Algunos mapas antiguos parecen estar también más cerca de los procesos. Una vez vi en la British Library uno del centro de Londres elaborado en tiempos de guerra. Las líneas originales del mapa estaban parcialmente cubiertas por rectángulos de papel que se habían superpuesto y pegado de manera meticulosa. Conforme los bombarderos destruían las calles de Londres, la gente las iba borrando del mapa. El mapa de la Tierra Media de J. R. R. Tolkien fue creciendo de un modo similar. Conforme avanzaba su pensamiento, Tolkien pegaba nuevas secciones sobre partes más antiguas.28
Por muy extrañas que sean esas criaturas, disfruto muchísimo con los mapas y ni de lejos soy la única.

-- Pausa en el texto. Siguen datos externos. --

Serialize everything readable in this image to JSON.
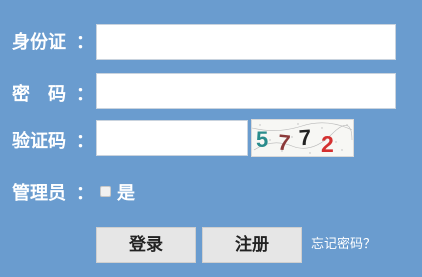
{
  "form": {
    "id_card_label": "身份证",
    "password_label": "密　码",
    "captcha_label": "验证码",
    "admin_label": "管理员",
    "colon": "：",
    "id_card_value": "",
    "password_value": "",
    "captcha_value": "",
    "admin_checked": false,
    "admin_option_label": "是"
  },
  "captcha_image": {
    "characters": [
      "5",
      "7",
      "7",
      "2"
    ],
    "colors": [
      "#2a8c8c",
      "#8c3a3a",
      "#222222",
      "#d43030"
    ]
  },
  "actions": {
    "login_label": "登录",
    "register_label": "注册",
    "forgot_password_label": "忘记密码？"
  },
  "colors": {
    "background": "#6a9ccf",
    "text": "#ffffff",
    "button_bg": "#e6e6e6"
  }
}
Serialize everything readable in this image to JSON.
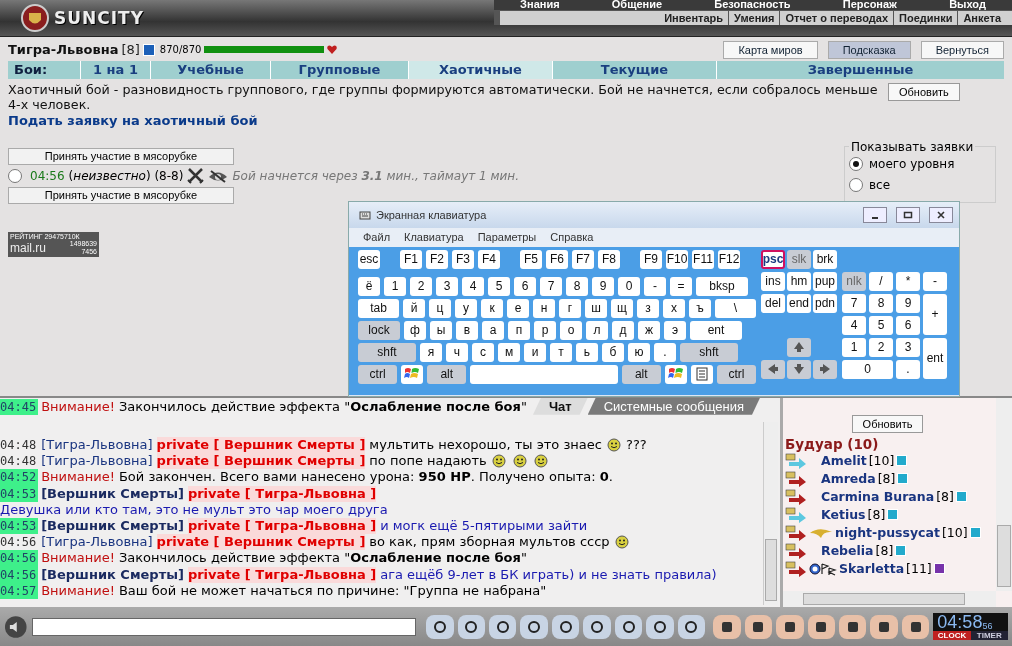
{
  "header": {
    "logo": "SUNCITY",
    "menu_top": [
      "Знания",
      "Общение",
      "Безопасность",
      "Персонаж",
      "Выход"
    ],
    "menu_bottom": [
      "Инвентарь",
      "Умения",
      "Отчет о переводах",
      "Поединки",
      "Анкета"
    ]
  },
  "player": {
    "name": "Тигра-Львовна",
    "rank": "[8]",
    "hp": "870/870",
    "hp_bar": {
      "level": 1
    }
  },
  "top_buttons": [
    {
      "label": "Карта миров",
      "selected": false
    },
    {
      "label": "Подсказка",
      "selected": true
    },
    {
      "label": "Вернуться",
      "selected": false
    }
  ],
  "fight_tabs": {
    "label": "Бои:",
    "tabs": [
      {
        "label": "1 на 1",
        "selected": false
      },
      {
        "label": "Учебные",
        "selected": false
      },
      {
        "label": "Групповые",
        "selected": false
      },
      {
        "label": "Хаотичные",
        "selected": true
      },
      {
        "label": "Текущие",
        "selected": false
      },
      {
        "label": "Завершенные",
        "selected": false
      }
    ]
  },
  "description": "Хаотичный бой - разновидность группового, где группы формируются автоматически. Бой не начнется, если собралось меньше 4-х человек.",
  "refresh_button": "Обновить",
  "apply_link": "Подать заявку на хаотичный бой",
  "filter": {
    "legend": "Показывать заявки",
    "options": [
      {
        "label": "моего уровня",
        "selected": true
      },
      {
        "label": "все",
        "selected": false
      }
    ]
  },
  "join_buttons": [
    "Принять участие в мясорубке",
    "Принять участие в мясорубке"
  ],
  "fight": {
    "selected": false,
    "time": "04:56",
    "players": "(*неизвестно*) (8-8)",
    "status": "Бой начнется через **3.1** мин., таймаут 1 мин."
  },
  "rating": {
    "title": "РЕЙТИНГ 29475710К",
    "logo": "mail.ru",
    "count_1": "1498639",
    "count_2": "7456"
  },
  "keyboard": {
    "title": "Экранная клавиатура",
    "menu": [
      "Файл",
      "Клавиатура",
      "Параметры",
      "Справка"
    ],
    "main": [
      [
        {
          "label": "esc",
          "kind": "key"
        },
        {
          "kind": "gap"
        },
        {
          "label": "F1",
          "kind": "key"
        },
        {
          "label": "F2",
          "kind": "key"
        },
        {
          "label": "F3",
          "kind": "key"
        },
        {
          "label": "F4",
          "kind": "key"
        },
        {
          "kind": "gap"
        },
        {
          "label": "F5",
          "kind": "key"
        },
        {
          "label": "F6",
          "kind": "key"
        },
        {
          "label": "F7",
          "kind": "key"
        },
        {
          "label": "F8",
          "kind": "key"
        },
        {
          "kind": "gap"
        },
        {
          "label": "F9",
          "kind": "key"
        },
        {
          "label": "F10",
          "kind": "key"
        },
        {
          "label": "F11",
          "kind": "key"
        },
        {
          "label": "F12",
          "kind": "key"
        }
      ],
      [
        {
          "label": "ё",
          "kind": "key"
        },
        {
          "label": "1",
          "kind": "key"
        },
        {
          "label": "2",
          "kind": "key"
        },
        {
          "label": "3",
          "kind": "key"
        },
        {
          "label": "4",
          "kind": "key"
        },
        {
          "label": "5",
          "kind": "key"
        },
        {
          "label": "6",
          "kind": "key"
        },
        {
          "label": "7",
          "kind": "key"
        },
        {
          "label": "8",
          "kind": "key"
        },
        {
          "label": "9",
          "kind": "key"
        },
        {
          "label": "0",
          "kind": "key"
        },
        {
          "label": "-",
          "kind": "key"
        },
        {
          "label": "=",
          "kind": "key"
        },
        {
          "label": "bksp",
          "kind": "wider"
        }
      ],
      [
        {
          "label": "tab",
          "kind": "wide"
        },
        {
          "label": "й",
          "kind": "key"
        },
        {
          "label": "ц",
          "kind": "key"
        },
        {
          "label": "у",
          "kind": "key"
        },
        {
          "label": "к",
          "kind": "key"
        },
        {
          "label": "е",
          "kind": "key"
        },
        {
          "label": "н",
          "kind": "key"
        },
        {
          "label": "г",
          "kind": "key"
        },
        {
          "label": "ш",
          "kind": "key"
        },
        {
          "label": "щ",
          "kind": "key"
        },
        {
          "label": "з",
          "kind": "key"
        },
        {
          "label": "х",
          "kind": "key"
        },
        {
          "label": "ъ",
          "kind": "key"
        },
        {
          "label": "\\",
          "kind": "wide"
        }
      ],
      [
        {
          "label": "lock",
          "kind": "mod"
        },
        {
          "label": "ф",
          "kind": "key"
        },
        {
          "label": "ы",
          "kind": "key"
        },
        {
          "label": "в",
          "kind": "key"
        },
        {
          "label": "а",
          "kind": "key"
        },
        {
          "label": "п",
          "kind": "key"
        },
        {
          "label": "р",
          "kind": "key"
        },
        {
          "label": "о",
          "kind": "key"
        },
        {
          "label": "л",
          "kind": "key"
        },
        {
          "label": "д",
          "kind": "key"
        },
        {
          "label": "ж",
          "kind": "key"
        },
        {
          "label": "э",
          "kind": "key"
        },
        {
          "label": "ent",
          "kind": "wider"
        }
      ],
      [
        {
          "label": "shft",
          "kind": "modwide"
        },
        {
          "label": "я",
          "kind": "key"
        },
        {
          "label": "ч",
          "kind": "key"
        },
        {
          "label": "с",
          "kind": "key"
        },
        {
          "label": "м",
          "kind": "key"
        },
        {
          "label": "и",
          "kind": "key"
        },
        {
          "label": "т",
          "kind": "key"
        },
        {
          "label": "ь",
          "kind": "key"
        },
        {
          "label": "б",
          "kind": "key"
        },
        {
          "label": "ю",
          "kind": "key"
        },
        {
          "label": ".",
          "kind": "key"
        },
        {
          "label": "shft",
          "kind": "modwide"
        }
      ],
      [
        {
          "label": "ctrl",
          "kind": "mod"
        },
        {
          "kind": "logo"
        },
        {
          "label": "alt",
          "kind": "mod"
        },
        {
          "kind": "space"
        },
        {
          "label": "alt",
          "kind": "mod"
        },
        {
          "kind": "logo"
        },
        {
          "kind": "menu"
        },
        {
          "label": "ctrl",
          "kind": "mod"
        }
      ]
    ],
    "nav": [
      {
        "label": "psc",
        "kind": "active"
      },
      {
        "label": "slk",
        "kind": "dim"
      },
      {
        "label": "brk",
        "kind": "key"
      },
      {
        "label": "ins",
        "kind": "key"
      },
      {
        "label": "hm",
        "kind": "key"
      },
      {
        "label": "pup",
        "kind": "key"
      },
      {
        "label": "del",
        "kind": "key"
      },
      {
        "label": "end",
        "kind": "key"
      },
      {
        "label": "pdn",
        "kind": "key"
      },
      {
        "kind": "blank"
      },
      {
        "kind": "blank"
      },
      {
        "kind": "blank"
      },
      {
        "kind": "blank"
      },
      {
        "kind": "up"
      },
      {
        "kind": "blank"
      },
      {
        "kind": "left"
      },
      {
        "kind": "down"
      },
      {
        "kind": "right"
      }
    ],
    "numpad": [
      {
        "kind": "blank"
      },
      {
        "kind": "blank"
      },
      {
        "kind": "blank"
      },
      {
        "kind": "blank"
      },
      {
        "label": "nlk",
        "kind": "dim"
      },
      {
        "label": "/",
        "kind": "key"
      },
      {
        "label": "*",
        "kind": "key"
      },
      {
        "label": "-",
        "kind": "key"
      },
      {
        "label": "7",
        "kind": "key"
      },
      {
        "label": "8",
        "kind": "key"
      },
      {
        "label": "9",
        "kind": "key"
      },
      {
        "label": "+",
        "kind": "tall"
      },
      {
        "label": "4",
        "kind": "key"
      },
      {
        "label": "5",
        "kind": "key"
      },
      {
        "label": "6",
        "kind": "key"
      },
      {
        "label": "1",
        "kind": "key"
      },
      {
        "label": "2",
        "kind": "key"
      },
      {
        "label": "3",
        "kind": "key"
      },
      {
        "label": "ent",
        "kind": "tall"
      },
      {
        "label": "0",
        "kind": "zero"
      },
      {
        "label": ".",
        "kind": "key"
      }
    ]
  },
  "chat_tabs": [
    {
      "label": "Чат",
      "selected": true
    },
    {
      "label": "Системные сообщения",
      "selected": false
    }
  ],
  "chat": [
    {
      "time": "04:45",
      "highlighted": true,
      "kind": "system",
      "label": "Внимание!",
      "parts": [
        {
          "kind": "text",
          "text": "Закончилось действие эффекта \"**Ослабление после боя**\""
        }
      ]
    },
    {
      "time": "04:48",
      "highlighted": false,
      "kind": "outgoing",
      "sender": "[Тигра-Львовна]",
      "target": "private [ Вершник Смерты ]",
      "parts": [
        {
          "kind": "text",
          "text": "мультить нехорошо, ты это знаес"
        },
        {
          "kind": "smiley"
        },
        {
          "kind": "text",
          "text": "???"
        }
      ]
    },
    {
      "time": "04:48",
      "highlighted": false,
      "kind": "outgoing",
      "sender": "[Тигра-Львовна]",
      "target": "private [ Вершник Смерты ]",
      "parts": [
        {
          "kind": "text",
          "text": "по попе надають"
        },
        {
          "kind": "smiley"
        },
        {
          "kind": "smiley"
        },
        {
          "kind": "smiley"
        }
      ]
    },
    {
      "time": "04:52",
      "highlighted": true,
      "kind": "system",
      "label": "Внимание!",
      "parts": [
        {
          "kind": "text",
          "text": "Бой закончен. Всего вами нанесено урона: **950 HP**. Получено опыта: **0**."
        }
      ]
    },
    {
      "time": "04:53",
      "highlighted": true,
      "kind": "incoming",
      "sender": "[Вершник Смерты]",
      "target": "private [ Тигра-Львовна ]",
      "parts": [
        {
          "kind": "text",
          "text": "Девушка или кто там, это не мульт это чар моего друга"
        }
      ]
    },
    {
      "time": "04:53",
      "highlighted": true,
      "kind": "incoming",
      "sender": "[Вершник Смерты]",
      "target": "private [ Тигра-Львовна ]",
      "parts": [
        {
          "kind": "text",
          "text": "и могк ещё 5-пятирыми зайти"
        }
      ]
    },
    {
      "time": "04:56",
      "highlighted": false,
      "kind": "outgoing",
      "sender": "[Тигра-Львовна]",
      "target": "private [ Вершник Смерты ]",
      "parts": [
        {
          "kind": "text",
          "text": "во как, прям зборная мультов ссср"
        },
        {
          "kind": "smiley"
        }
      ]
    },
    {
      "time": "04:56",
      "highlighted": true,
      "kind": "system",
      "label": "Внимание!",
      "parts": [
        {
          "kind": "text",
          "text": "Закончилось действие эффекта \"**Ослабление после боя**\""
        }
      ]
    },
    {
      "time": "04:56",
      "highlighted": true,
      "kind": "incoming",
      "sender": "[Вершник Смерты]",
      "target": "private [ Тигра-Львовна ]",
      "parts": [
        {
          "kind": "text",
          "text": "ага ещёб 9-лет в БК играть) и не знать правила)"
        }
      ]
    },
    {
      "time": "04:57",
      "highlighted": true,
      "kind": "system",
      "label": "Внимание!",
      "parts": [
        {
          "kind": "text",
          "text": "Ваш бой не может начаться по причине: \"Группа не набрана\""
        }
      ]
    }
  ],
  "room": {
    "refresh_button": "Обновить",
    "title": "Будуар (10)",
    "users": [
      {
        "name": "Amelit",
        "level": "[10]",
        "color": "#5cc8e0",
        "kind": "plain"
      },
      {
        "name": "Amreda",
        "level": "[8]",
        "color": "#b02020",
        "kind": "plain"
      },
      {
        "name": "Carmina Burana",
        "level": "[8]",
        "color": "#b02020",
        "kind": "plain"
      },
      {
        "name": "Ketius",
        "level": "[8]",
        "color": "#5cc8e0",
        "kind": "plain"
      },
      {
        "name": "night-pussycat",
        "level": "[10]",
        "color": "#b02020",
        "kind": "wing"
      },
      {
        "name": "Rebelia",
        "level": "[8]",
        "color": "#b02020",
        "kind": "plain"
      },
      {
        "name": "Skarletta",
        "level": "[11]",
        "color": "#b02020",
        "kind": "clan"
      }
    ]
  },
  "clock": {
    "time": "04:58",
    "seconds": "56",
    "tabs": [
      {
        "label": "CLOCK",
        "selected": true
      },
      {
        "label": "TIMER",
        "selected": false
      }
    ]
  }
}
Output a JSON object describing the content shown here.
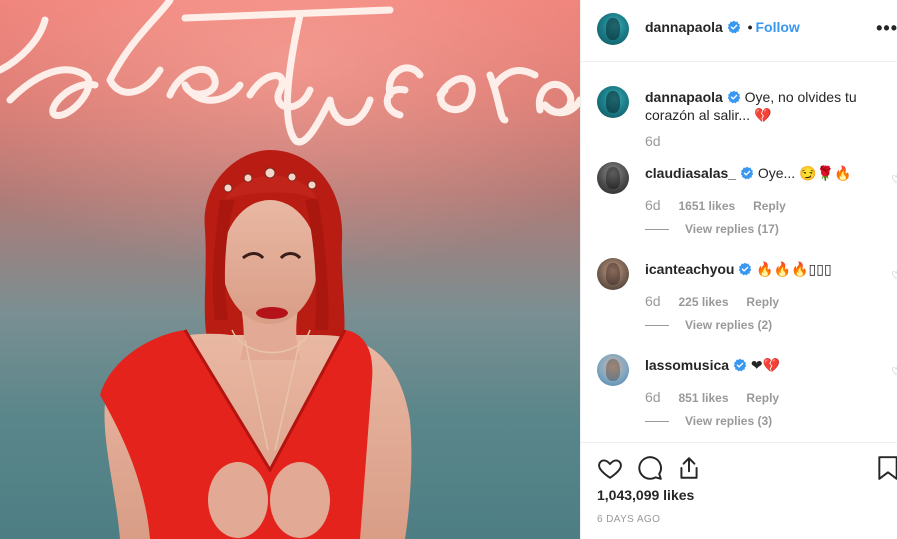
{
  "post": {
    "author": "dannapaola",
    "follow_label": "Follow",
    "separator": "•",
    "more_label": "•••",
    "photo": {
      "neon_text": "idestu coraz",
      "neon_color": "#fff4ef",
      "background_top": "#ee7f77",
      "background_bottom": "#4d7e84",
      "dress_color": "#e3231c",
      "hair_color": "#b81c12"
    }
  },
  "caption": {
    "username": "dannapaola",
    "text": "Oye, no olvides tu corazón al salir... 💔",
    "age": "6d"
  },
  "comments": [
    {
      "username": "claudiasalas_",
      "text": "Oye... 😏🌹🔥",
      "age": "6d",
      "likes": "1651 likes",
      "reply": "Reply",
      "view_replies": "View replies (17)"
    },
    {
      "username": "icanteachyou",
      "text": "🔥🔥🔥▯▯▯",
      "age": "6d",
      "likes": "225 likes",
      "reply": "Reply",
      "view_replies": "View replies (2)"
    },
    {
      "username": "lassomusica",
      "text": "❤💔",
      "age": "6d",
      "likes": "851 likes",
      "reply": "Reply",
      "view_replies": "View replies (3)"
    }
  ],
  "footer": {
    "likes": "1,043,099 likes",
    "time_ago": "6 DAYS AGO"
  },
  "icons": {
    "verified": "verified-badge-icon",
    "like": "heart-icon",
    "comment": "comment-icon",
    "share": "share-icon",
    "save": "bookmark-icon"
  },
  "colors": {
    "link": "#3897f0",
    "verified": "#3897f0",
    "muted": "#999999",
    "text": "#262626"
  }
}
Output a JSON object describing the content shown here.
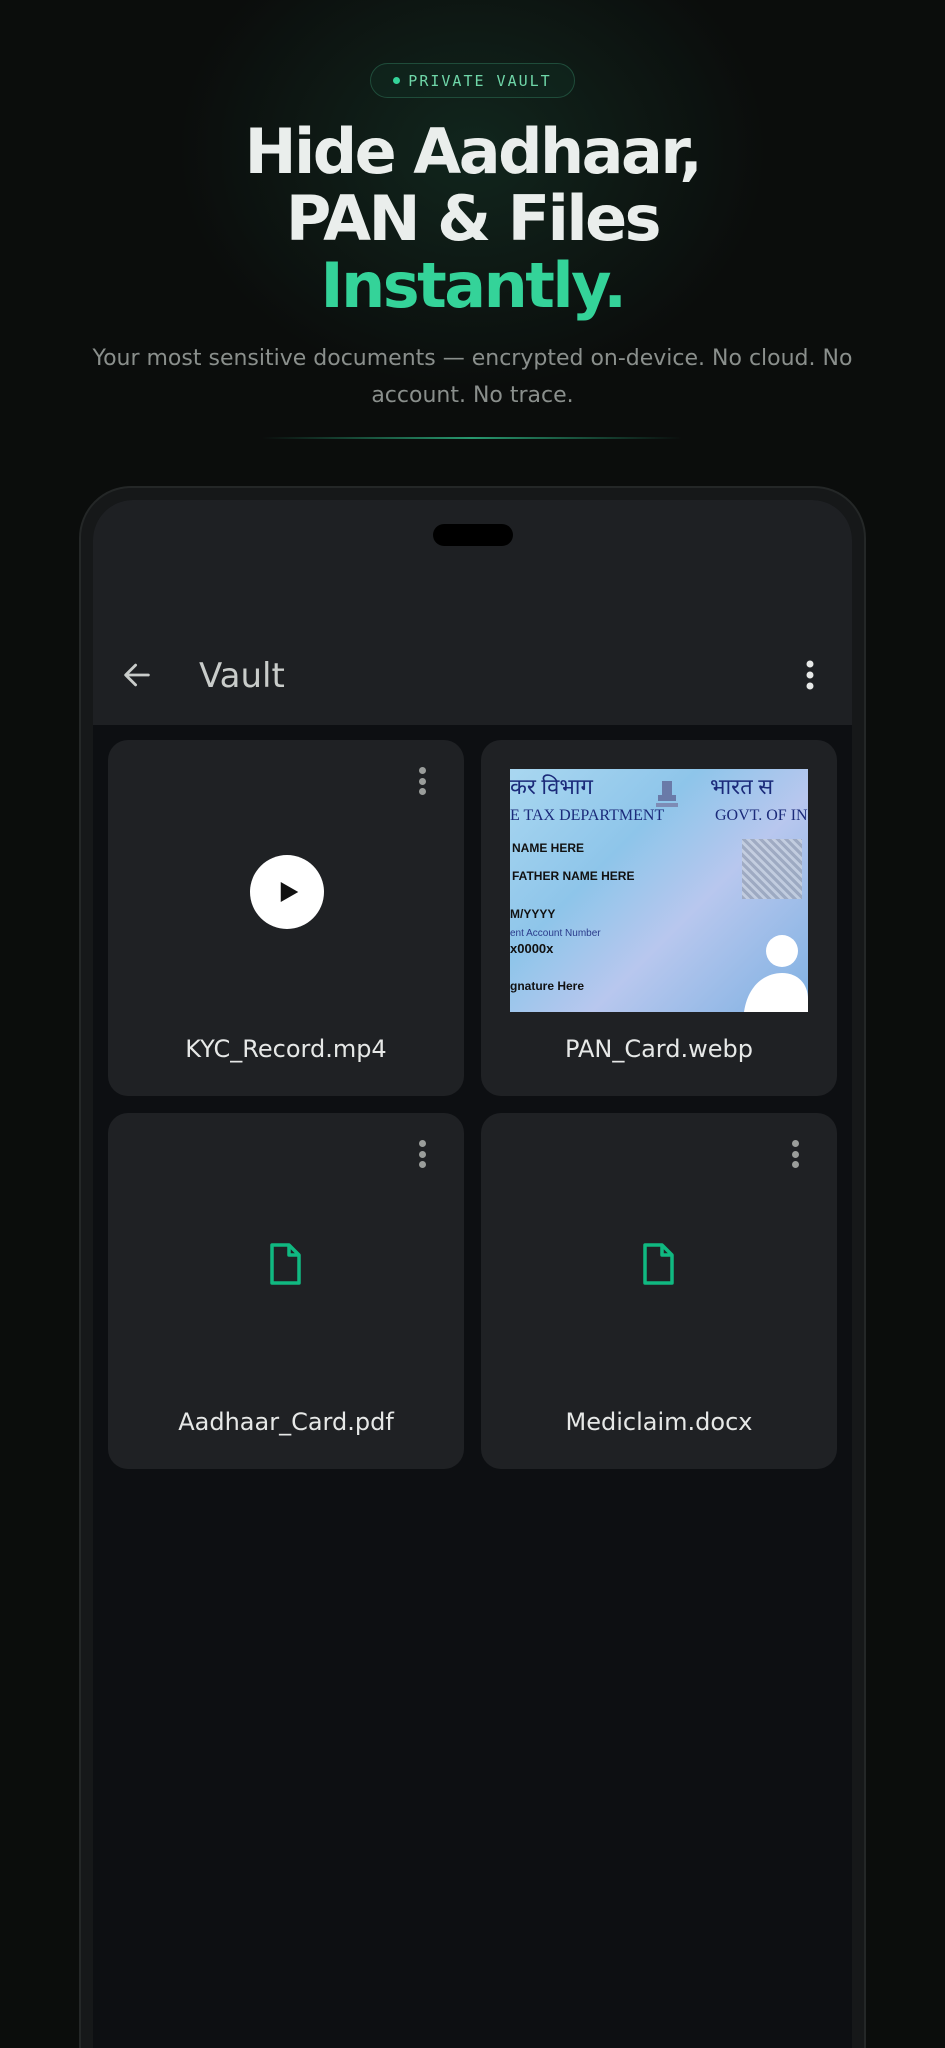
{
  "badge": {
    "label": "PRIVATE VAULT"
  },
  "headline": {
    "line1": "Hide Aadhaar,",
    "line2": "PAN & Files",
    "line3": "Instantly."
  },
  "subtitle": "Your most sensitive documents — encrypted on-device. No cloud. No account. No trace.",
  "appbar": {
    "title": "Vault"
  },
  "files": [
    {
      "name": "KYC_Record.mp4",
      "type": "video"
    },
    {
      "name": "PAN_Card.webp",
      "type": "image"
    },
    {
      "name": "Aadhaar_Card.pdf",
      "type": "document"
    },
    {
      "name": "Mediclaim.docx",
      "type": "document"
    }
  ],
  "pan_thumbnail": {
    "dept_hindi": "कर विभाग",
    "govt_hindi": "भारत स",
    "dept_en": "E TAX DEPARTMENT",
    "govt_en": "GOVT. OF IN",
    "name": "NAME HERE",
    "father": "FATHER NAME HERE",
    "dob": "M/YYYY",
    "acct": "ent Account Number",
    "number": "x0000x",
    "sign": "gnature Here"
  },
  "colors": {
    "accent": "#34d399",
    "background": "#0b0d0c",
    "card": "#1f2124"
  }
}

Ya en 1589, el geógrafo Thomas Blundeville señalaba que muchos «se complacen en la observación de los mapas», aunque añadía que mucha gente no los entendía.29
Muchos escritores han hablado de los mapas. En su poema «The Map», Elizabeth Bishop mezcla en broma varias ciudades de Nueva Escocia con los mapas que las representan. (Bishop también ve belleza en las austeras lecciones geográficas de Monteith y las utiliza en su obra.) En «Topography», Sharon Olds describe los cuerpos de dos amantes como si fueran mapas.30 Hoy se pueden comprar mapas curiosos, con las destilerías de whisky de Escocia o los lugares de Islandia donde viven las hadas. Tal vez nos preocupe que la visión que tiene Harley de los mapas como objetos de poder ligados a un destino aciago pase por alto esa extravagancia. Tomemos los de Mordor creados por Tolkien. Representan un lugar llamado Monte del Destino, sí, pero ni de lejos ese destino es aciago. La cartografía puede tener un reverso más luminoso.31
La filosofía me ha convencido de que los mapas contradicen su aparente sencillez. En la primerísima lección de las Lessons in Geography, de Monteith, se dice: «Esta es una imagen del mundo, o tierra, sobre el que vivimos. Es una bola inmensa. La parte que se ve es el exterior o superficie, y puede ser tierra firme o agua» (véase la ilustración siguiente).
Lessons in Geography, de Monteith.
A pesar de lo elegante que es la descripción de Monteith, falta la complejidad que esconde el mapa en el refajo. Los mapas son como el hojaldre: están hechos de capas muy finas e invisibles. Me pregunto si esto es parte de lo que les da glamur. Nos suelen atraer las cosas poderosas: gente, coches, tormentas. A través de sus capas, los mapas pueden ser igual de poderosos.